Secondo l’accusa, ci sarebbero stati «illeciti accordi tra la cooperativa» e «il soggetto esecutore del progetto europeo», ossia Veronafiere, per consentire alla prima «di vedersi riconosciuto un ingiusto profitto non contemplato dal progetto», che prevedeva, invece, che il beneficiario dei sussidi avrebbe sostenuto «il 20% dei costi» non «maturando quindi alcun guadagno». Lo schema fraudolento sarebbe consistito «nella pre-individuazione della società che avrebbe svolto il ruolo di “implementing body”», ossia Uiv, la quale «si sarebbe poi agevolmente aggiudicata la successiva procedura di selezione». Inoltre, le due società avrebbero anche stipulato «un contratto di servizi denominato “Accordo Quadro”, apparentemente indipendente dal progetto, ma in realtà destinato a dissimulare la retrocessione» alla cooperativa Uiv «di un importo pari al 35% del costo ammissibile». Così, le due imprese avrebbero «indotto in errore» l’Agenzia Esecutiva dell’Unione Europea per i consumatori, la salute, l’agricoltura e la sicurezza alimentare» riguardo «l’effettiva esistenza di un nesso strutturale e di un conflitto di interessi tra le parti, nonché sulla reale destinazione dei fondi erogati».

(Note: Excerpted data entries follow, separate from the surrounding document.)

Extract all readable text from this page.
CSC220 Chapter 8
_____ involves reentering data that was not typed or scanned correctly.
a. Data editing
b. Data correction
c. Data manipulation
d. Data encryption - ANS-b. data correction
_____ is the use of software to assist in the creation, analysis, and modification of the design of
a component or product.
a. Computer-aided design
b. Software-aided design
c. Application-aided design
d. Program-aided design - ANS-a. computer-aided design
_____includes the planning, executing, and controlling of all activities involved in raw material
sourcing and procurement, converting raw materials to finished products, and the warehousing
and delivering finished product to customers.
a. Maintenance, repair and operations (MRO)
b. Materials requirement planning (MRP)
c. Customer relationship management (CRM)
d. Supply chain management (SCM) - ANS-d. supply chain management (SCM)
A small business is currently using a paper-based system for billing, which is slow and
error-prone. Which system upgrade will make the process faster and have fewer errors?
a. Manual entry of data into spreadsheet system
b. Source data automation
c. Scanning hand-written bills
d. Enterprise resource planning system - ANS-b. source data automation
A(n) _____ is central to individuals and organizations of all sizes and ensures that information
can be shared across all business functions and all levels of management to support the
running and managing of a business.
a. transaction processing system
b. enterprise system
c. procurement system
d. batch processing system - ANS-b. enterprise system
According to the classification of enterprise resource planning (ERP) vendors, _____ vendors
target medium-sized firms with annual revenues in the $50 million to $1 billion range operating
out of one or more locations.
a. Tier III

In sostanza, riassume il Gip nel decreto, le due società hanno «occultato informazioni» all’Agenzia europea, la cooperativa ha «ottenuto indebitamente il finanziamento», non ha avuto costi ma un «profitto non dovuto». Infine, «se il programma criminoso fosse stato portato» a termine, spiega il giudice, Veronafiere avrebbe ricevuto «circa 3,5 milioni di euro».